Trump's New Tariffs Shake Global Trade Landscape

Trump's New Tariffs Shake Global Trade Landscape
U.S. President Donald Trump's aggressive tariffs on a multitude of countries are now in effect, igniting reactions from businesses and governments worldwide.
U.S. President Donald Trump has officially rolled out sweeping new tariffs targeting a broad spectrum of countries, sending ripples through the global trade system. Just moments before the midnight deadline in Washington, DC, Trump celebrated via social media, exclaiming, "IT'S MIDNIGHT!!! BILLIONS OF DOLLARS IN TARIFFS ARE NOW FLOWING INTO THE UNITED STATES OF AMERICA!"
Among the most notable tariffs is a hefty 50% levy against India, set to take effect on August 27, which hinges on India's continued purchase of Russian oil. Additionally, Trump issued a stern warning of a looming 100% tariff on foreign-made computer chips, emphasizing his administration's desire for tech companies to bolster domestic production. Not long after this announcement, Apple unveiled plans for a remarkable $100 billion investment in the United States, a decision influenced by pressure from the White House.

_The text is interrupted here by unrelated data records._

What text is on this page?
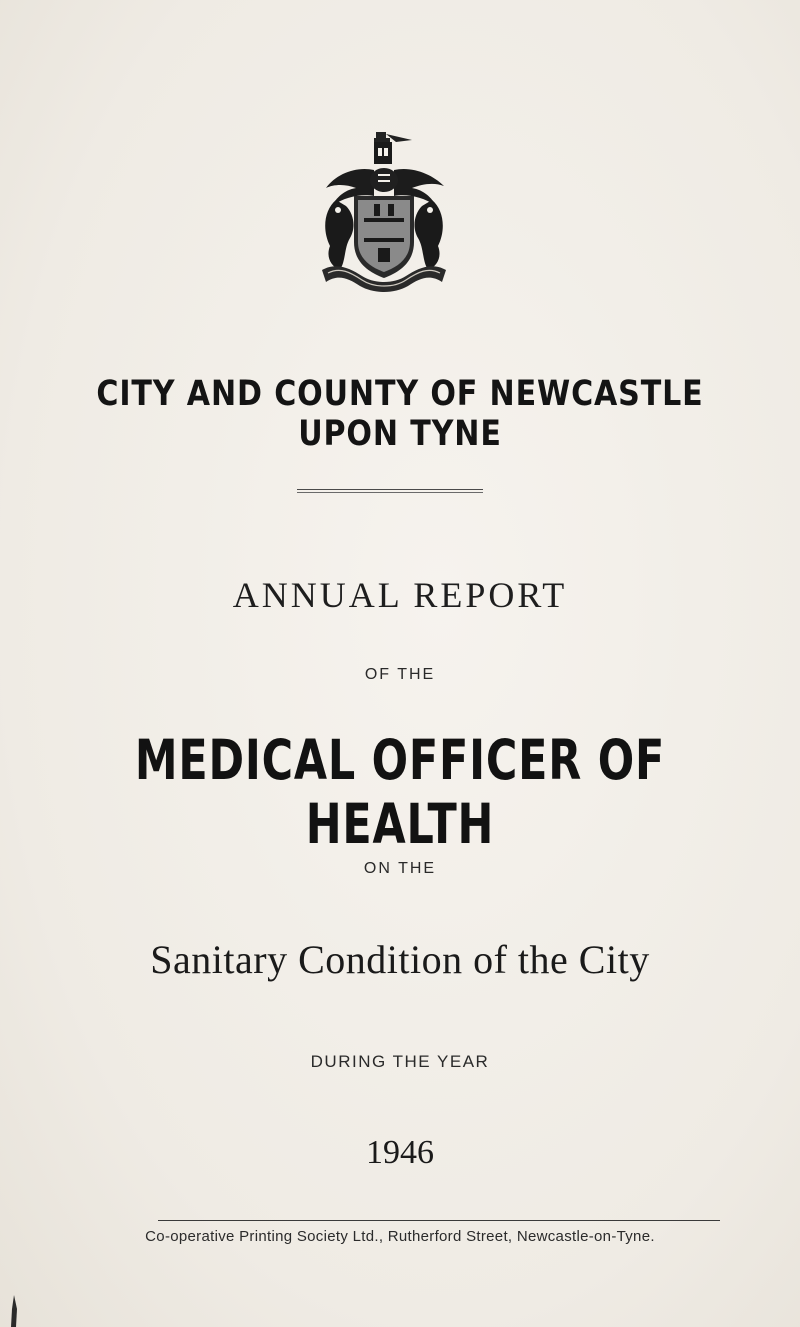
CITY AND COUNTY OF NEWCASTLE UPON TYNE
ANNUAL REPORT
OF THE
MEDICAL OFFICER OF HEALTH
ON THE
Sanitary Condition of the City
DURING THE YEAR
1946
Co-operative Printing Society Ltd., Rutherford Street, Newcastle-on-Tyne.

Many countries have been racing against the clock to negotiate agreements with the U.S. to mitigate what Trump dubs “reciprocal tariffs.” Economies in Southeast Asia, particularly those reliant on exports like Laos and Myanmar, are among the most negatively affected. These nations are contending with stiff levies reaching as high as 40%. Analysts suggest Trump's tariff strategy appears to specifically target nations with strong trade ties to China.
While some major economies—such as the UK, Japan, and South Korea—have successfully negotiated lower tariffs, the European Union has agreed to a framework deal establishing a 15% tariff on goods exported from the bloc. Taiwan, a critical U.S. ally in Asia, faces a 20% tariff, which its president, Lai Ching-te, described as "temporary" amid ongoing discussions.

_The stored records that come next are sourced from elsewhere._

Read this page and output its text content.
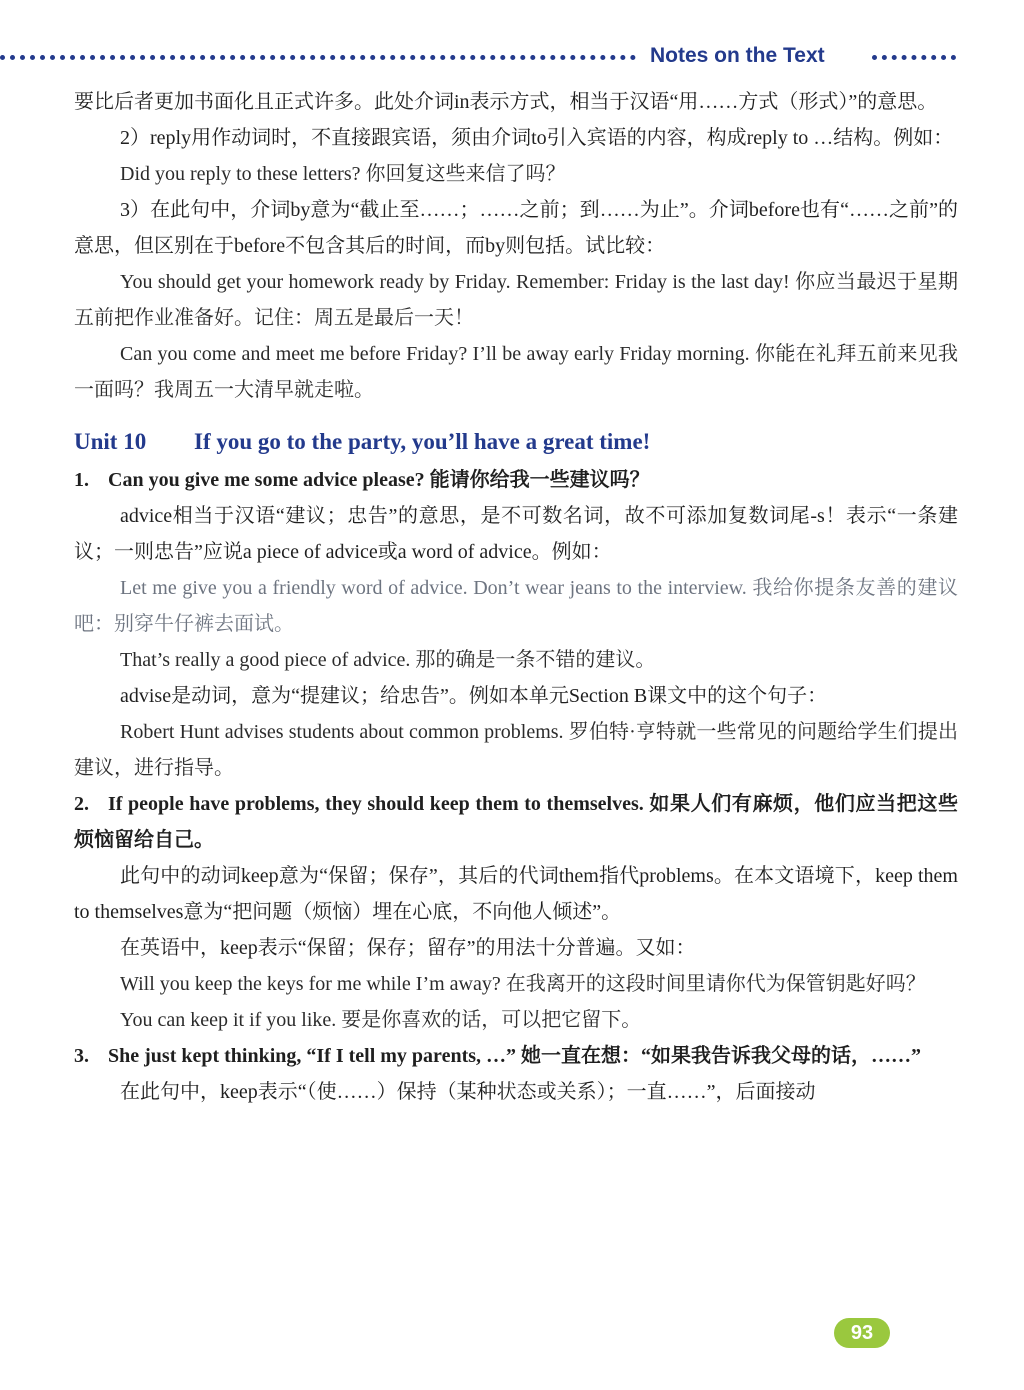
Notes on the Text

要比后者更加书面化且正式许多。此处介词in表示方式，相当于汉语“用……方式（形式）”的意思。

2）reply用作动词时，不直接跟宾语，须由介词to引入宾语的内容，构成reply to …结构。例如：

Did you reply to these letters? 你回复这些来信了吗？

3）在此句中，介词by意为“截止至……；……之前；到……为止”。介词before也有“……之前”的意思，但区别在于before不包含其后的时间，而by则包括。试比较：

You should get your homework ready by Friday. Remember: Friday is the last day! 你应当最迟于星期五前把作业准备好。记住：周五是最后一天！

Can you come and meet me before Friday? I’ll be away early Friday morning. 你能在礼拜五前来见我一面吗？我周五一大清早就走啦。

Unit 10 If you go to the party, you’ll have a great time!

1. Can you give me some advice please? 能请你给我一些建议吗？

advice相当于汉语“建议；忠告”的意思，是不可数名词，故不可添加复数词尾-s！表示“一条建议；一则忠告”应说a piece of advice或a word of advice。例如：

Let me give you a friendly word of advice. Don’t wear jeans to the interview. 我给你提条友善的建议吧：别穿牛仔裤去面试。

That’s really a good piece of advice. 那的确是一条不错的建议。

advise是动词，意为“提建议；给忠告”。例如本单元Section B课文中的这个句子：

Robert Hunt advises students about common problems. 罗伯特·亨特就一些常见的问题给学生们提出建议，进行指导。

2. If people have problems, they should keep them to themselves. 如果人们有麻烦，他们应当把这些烦恼留给自己。

此句中的动词keep意为“保留；保存”，其后的代词them指代problems。在本文语境下，keep them to themselves意为“把问题（烦恼）埋在心底，不向他人倾述”。

在英语中，keep表示“保留；保存；留存”的用法十分普遍。又如：

Will you keep the keys for me while I’m away? 在我离开的这段时间里请你代为保管钥匙好吗？

You can keep it if you like. 要是你喜欢的话，可以把它留下。

3. She just kept thinking, “If I tell my parents, …” 她一直在想：“如果我告诉我父母的话，……”

在此句中，keep表示“（使……）保持（某种状态或关系）；一直……”，后面接动

93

Last week, Trump also elevated the tariff on Canada from 25% to 35%, citing insufficient cooperation in stemming drug trafficking across the U.S. border. However, the majority of Canadian exports will remain unaffected by this tariff due to the existing United States-Mexico-Canada Agreement (USMCA). Meanwhile, tariffs on Mexico's imports have been postponed for an additional 90 days as negotiations continue.

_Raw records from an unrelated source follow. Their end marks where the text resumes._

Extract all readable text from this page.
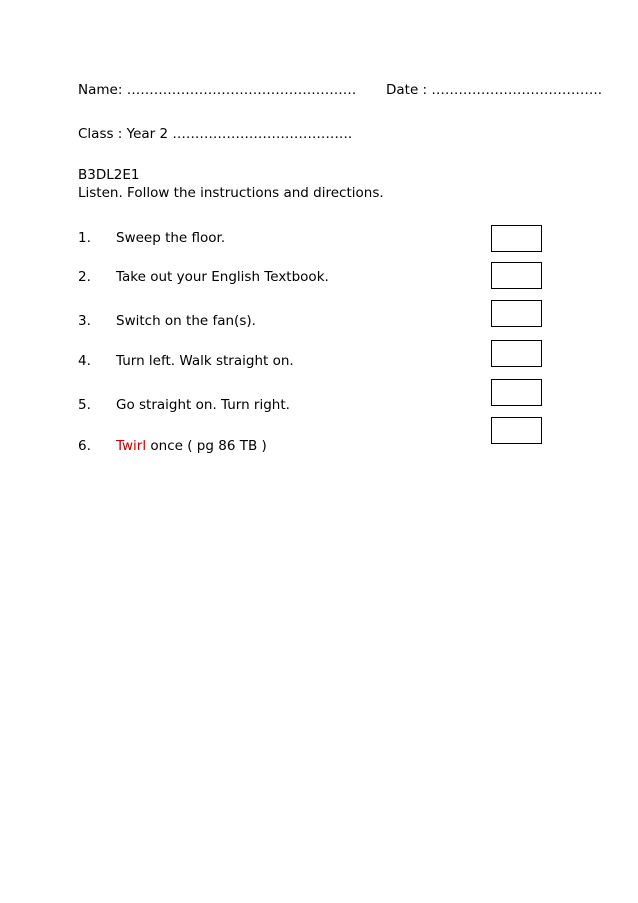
Name: …………………………………………… Date : ………………………………..
Class : Year 2 ………………………………….
B3DL2E1
Listen. Follow the instructions and directions.
1. Sweep the floor.
2. Take out your English Textbook.
3. Switch on the fan(s).
4. Turn left. Walk straight on.
5. Go straight on. Turn right.
6. Twirl once ( pg 86 TB )
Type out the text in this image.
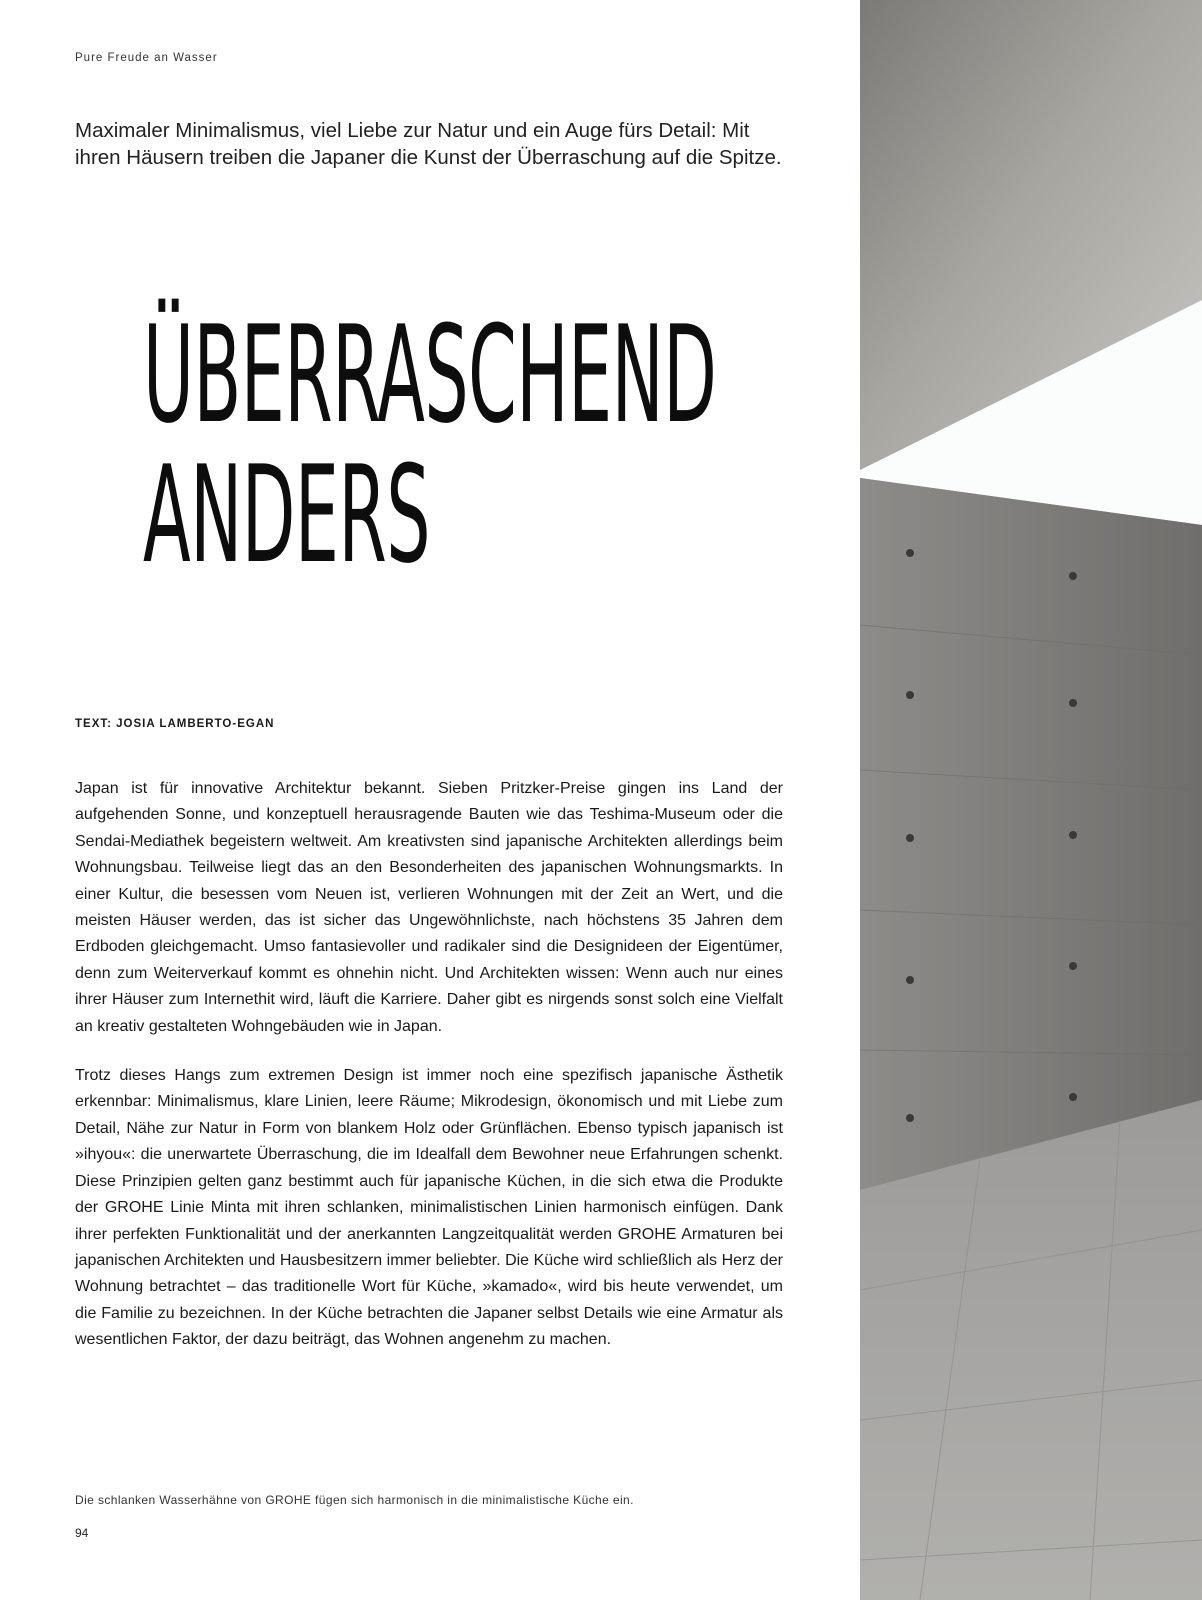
Pure Freude an Wasser
Maximaler Minimalismus, viel Liebe zur Natur und ein Auge fürs Detail: Mit ihren Häusern treiben die Japaner die Kunst der Überraschung auf die Spitze.
ÜBERRASCHEND
ANDERS
TEXT: JOSIA LAMBERTO-EGAN

Japan ist für innovative Architektur bekannt. Sieben Pritzker-Preise gingen ins Land der aufgehenden Sonne, und konzeptuell herausragende Bauten wie das Teshima-Museum oder die Sendai-Mediathek begeistern weltweit. Am kreativsten sind japanische Architekten allerdings beim Wohnungsbau. Teilweise liegt das an den Besonderheiten des japanischen Wohnungsmarkts. In einer Kultur, die besessen vom Neuen ist, verlieren Wohnungen mit der Zeit an Wert, und die meisten Häuser werden, das ist sicher das Ungewöhnlichste, nach höchstens 35 Jahren dem Erdboden gleichgemacht. Umso fantasievoller und radikaler sind die Designideen der Eigentümer, denn zum Weiterverkauf kommt es ohnehin nicht. Und Architekten wissen: Wenn auch nur eines ihrer Häuser zum Internethit wird, läuft die Karriere. Daher gibt es nirgends sonst solch eine Vielfalt an kreativ gestalteten Wohngebäuden wie in Japan.

Trotz dieses Hangs zum extremen Design ist immer noch eine spezifisch japanische Ästhetik erkennbar: Minimalismus, klare Linien, leere Räume; Mikrodesign, ökonomisch und mit Liebe zum Detail, Nähe zur Natur in Form von blankem Holz oder Grünflächen. Ebenso typisch japanisch ist »ihyou«: die unerwartete Überraschung, die im Idealfall dem Bewohner neue Erfahrungen schenkt. Diese Prinzipien gelten ganz bestimmt auch für japanische Küchen, in die sich etwa die Produkte der GROHE Linie Minta mit ihren schlanken, minimalistischen Linien harmonisch einfügen. Dank ihrer perfekten Funktionalität und der anerkannten Langzeitqualität werden GROHE Armaturen bei japanischen Architekten und Hausbesitzern immer beliebter. Die Küche wird schließlich als Herz der Wohnung betrachtet – das traditionelle Wort für Küche, »kamado«, wird bis heute verwendet, um die Familie zu bezeichnen. In der Küche betrachten die Japaner selbst Details wie eine Armatur als wesentlichen Faktor, der dazu beiträgt, das Wohnen angenehm zu machen.

Die schlanken Wasserhähne von GROHE fügen sich harmonisch in die minimalistische Küche ein.
94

In a related development, Trump signaled a 100% tariff on foreign-made semiconductors, although major chip manufacturers with substantial investments in the U.S. may avoid these new charges. Taiwan's TSMC, as well as South Korea's SK Hynix and Samsung, are reportedly exempt from the levy, although official statements from the White House remain pending.
On Wednesday, Trump further escalated tensions by imposing a 50% tariff on Brazilian exports after accusing President Luiz Inacio Lula da Silva of unfairly targeting U.S. technology firms. The rising tensions have sparked various global reactions, with many businesses expressing shock and relief as they navigate the implications of the new tariffs.
The ongoing negotiations between the U.S. and China are also critical, as both nations attempt to extend a 90-day tariffs pause that is set to expire on August 12, signaling the potential for further shifts in global trade relations.